Kepastian ini didapat setelah bupati bersama tim bertolak ke Jakarta untuk menemui Dirjen Bina Keuangan Daerah pada pekan lalu.
“Kemarin kami bertemu dengan Dirjen Bina Keuangan Daerah di Kemendagri untuk meminta persetujuan terkait pinjaman dengan Bankaltimtara. Tujuannya untuk melunasi utang kepada pihak ketiga, dan Alhamdulillah Dirjen sudah menyetujui langkah tersebut,” ujar Aulia Rahman Basri, Selasa (17/2/2026).
Bupati Aulia menegaskan komitmen pelunasan ini sudah didasari oleh prosedur yang matang. Proses review dari Inspektorat telah rampung, begitu pula dengan administrasi pengakuan utang yang sudah diselesaikan.

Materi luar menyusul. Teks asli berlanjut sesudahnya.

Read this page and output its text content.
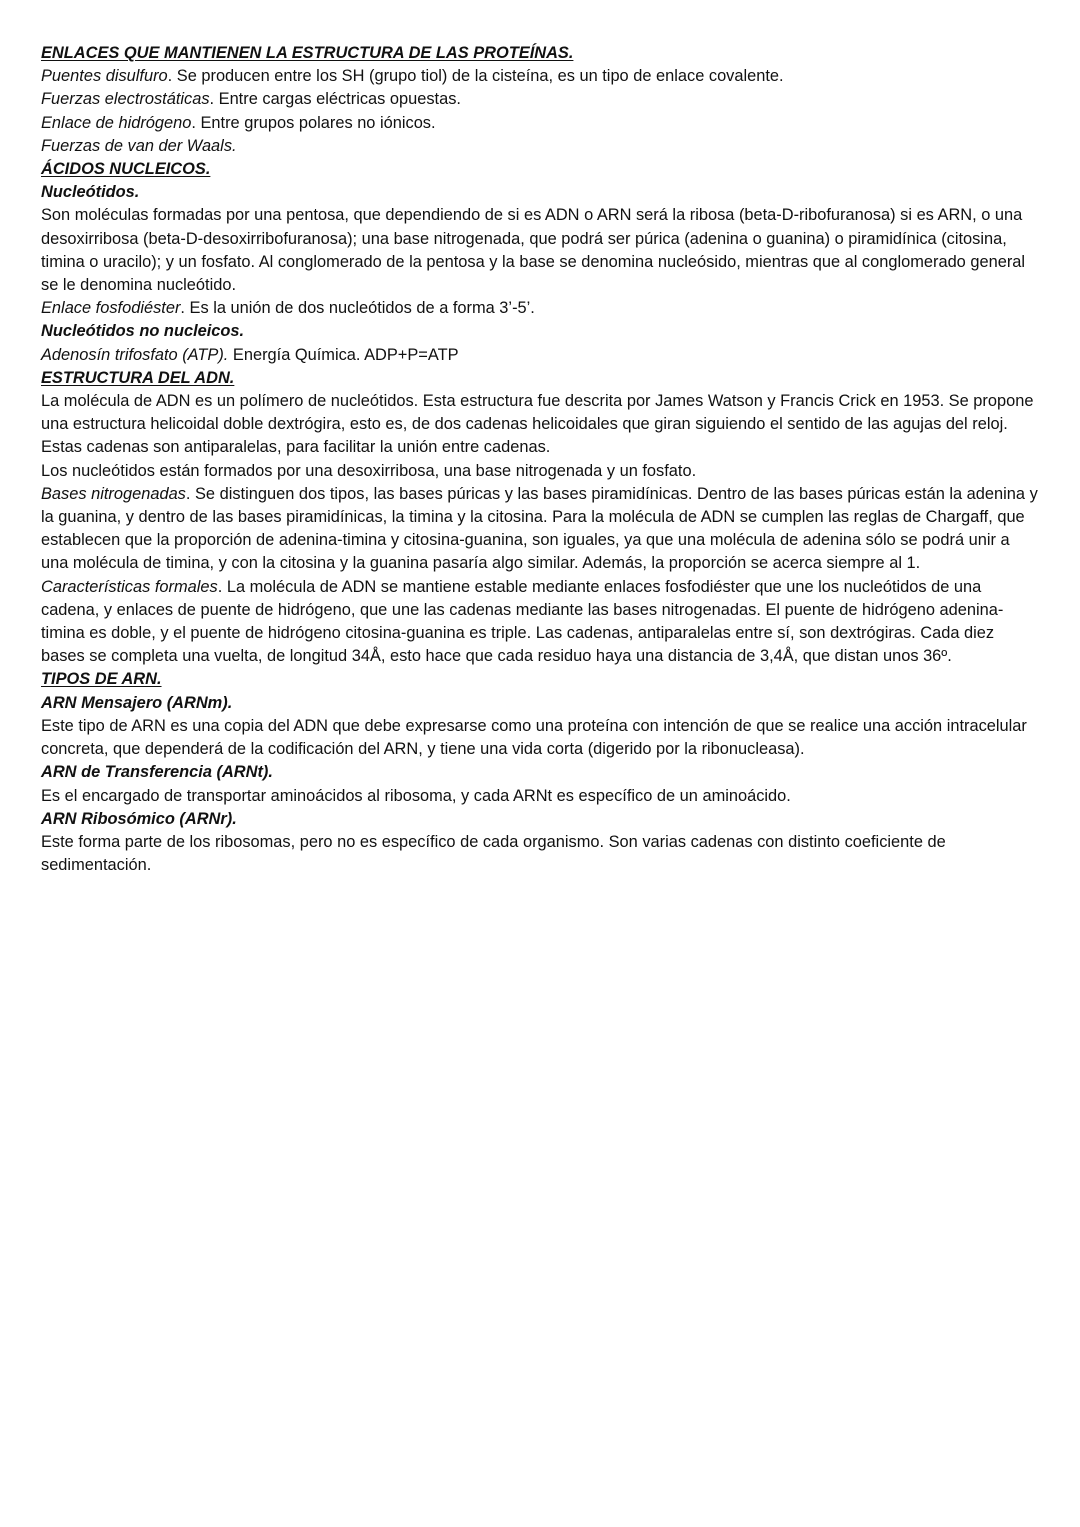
ENLACES QUE MANTIENEN LA ESTRUCTURA DE LAS PROTEÍNAS.

Puentes disulfuro. Se producen entre los SH (grupo tiol) de la cisteína, es un tipo de enlace covalente.

Fuerzas electrostáticas. Entre cargas eléctricas opuestas.

Enlace de hidrógeno. Entre grupos polares no iónicos.

Fuerzas de van der Waals.

ÁCIDOS NUCLEICOS.

Nucleótidos.

Son moléculas formadas por una pentosa, que dependiendo de si es ADN o ARN será la ribosa (beta-D-ribofuranosa) si es ARN, o una desoxirribosa (beta-D-desoxirribofuranosa); una base nitrogenada, que podrá ser púrica (adenina o guanina) o piramidínica (citosina, timina o uracilo); y un fosfato. Al conglomerado de la pentosa y la base se denomina nucleósido, mientras que al conglomerado general se le denomina nucleótido.

Enlace fosfodiéster. Es la unión de dos nucleótidos de a forma 3’-5’.

Nucleótidos no nucleicos.

Adenosín trifosfato (ATP). Energía Química. ADP+P=ATP

ESTRUCTURA DEL ADN.

La molécula de ADN es un polímero de nucleótidos. Esta estructura fue descrita por James Watson y Francis Crick en 1953. Se propone una estructura helicoidal doble dextrógira, esto es, de dos cadenas helicoidales que giran siguiendo el sentido de las agujas del reloj. Estas cadenas son antiparalelas, para facilitar la unión entre cadenas.

Los nucleótidos están formados por una desoxirribosa, una base nitrogenada y un fosfato.

Bases nitrogenadas. Se distinguen dos tipos, las bases púricas y las bases piramidínicas. Dentro de las bases púricas están la adenina y la guanina, y dentro de las bases piramidínicas, la timina y la citosina. Para la molécula de ADN se cumplen las reglas de Chargaff, que establecen que la proporción de adenina-timina y citosina-guanina, son iguales, ya que una molécula de adenina sólo se podrá unir a una molécula de timina, y con la citosina y la guanina pasaría algo similar. Además, la proporción se acerca siempre al 1.

Características formales. La molécula de ADN se mantiene estable mediante enlaces fosfodiéster que une los nucleótidos de una cadena, y enlaces de puente de hidrógeno, que une las cadenas mediante las bases nitrogenadas. El puente de hidrógeno adenina-timina es doble, y el puente de hidrógeno citosina-guanina es triple. Las cadenas, antiparalelas entre sí, son dextrógiras. Cada diez bases se completa una vuelta, de longitud 34Å, esto hace que cada residuo haya una distancia de 3,4Å, que distan unos 36º.

TIPOS DE ARN.

ARN Mensajero (ARNm).

Este tipo de ARN es una copia del ADN que debe expresarse como una proteína con intención de que se realice una acción intracelular concreta, que dependerá de la codificación del ARN, y tiene una vida corta (digerido por la ribonucleasa).

ARN de Transferencia (ARNt).

Es el encargado de transportar aminoácidos al ribosoma, y cada ARNt es específico de un aminoácido.

ARN Ribosómico (ARNr).

Este forma parte de los ribosomas, pero no es específico de cada organismo. Son varias cadenas con distinto coeficiente de sedimentación.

“Insyaallah prosesnya segera kita lakukan. Kami berharap sebelum lebaran semua sudah bisa diselesaikan. Kami juga sudah berkomitmen dengan BPK agar penyelesaian ini tepat waktu,” jelas Bupati.
Senada dengan bupati, Sekretaris Daerah (Sekda) Kukar, Sunggono, menambahkan saat ini Pemkab Kukar fokus pada percepatan realisasi pinjaman dari Bankaltimtara. Langkah ini krusial untuk menjaga stabilitas arus kas daerah dan kepercayaan mitra kerja pemerintah.
“Target kami mudah-mudahan sebelum berakhirnya bulan Maret sudah bisa terealisasi. Paling lambat bulan April,” ucap Sunggono, Selasa (17/2/2026).
Sowan ke Jakarta demi Cari Solusi
Sebelumnya, pada Kamis (12/2/2026), jajaran Pemkab Kukar yang dipimpin langsung oleh Bupati Aulia dan Kepala BPKAD, Sukotjo telah melakukan konsultasi ke Jakarta. Fokus pertemuan tersebut adalah memastikan bahwa skema pinjaman ke perbankan sebagai solusi pelunasan utang dan penanganan defisit APBD 2026 tidak bertentangan dengan peraturan perundang-undangan yang berlaku.
“Langkah ini dilakukan agar kebijakan yang dirumuskan tetap berada dalam koridor hukum yang ada,” tegas Bupati Aulia.
Adanya restu dari Kemendagri, Pemkab Kukar optimis kewajiban kepada pihak ketiga dapat segera terbayarkan dalam waktu dekat, sekaligus memperbaiki struktur keuangan daerah di tahun 2026.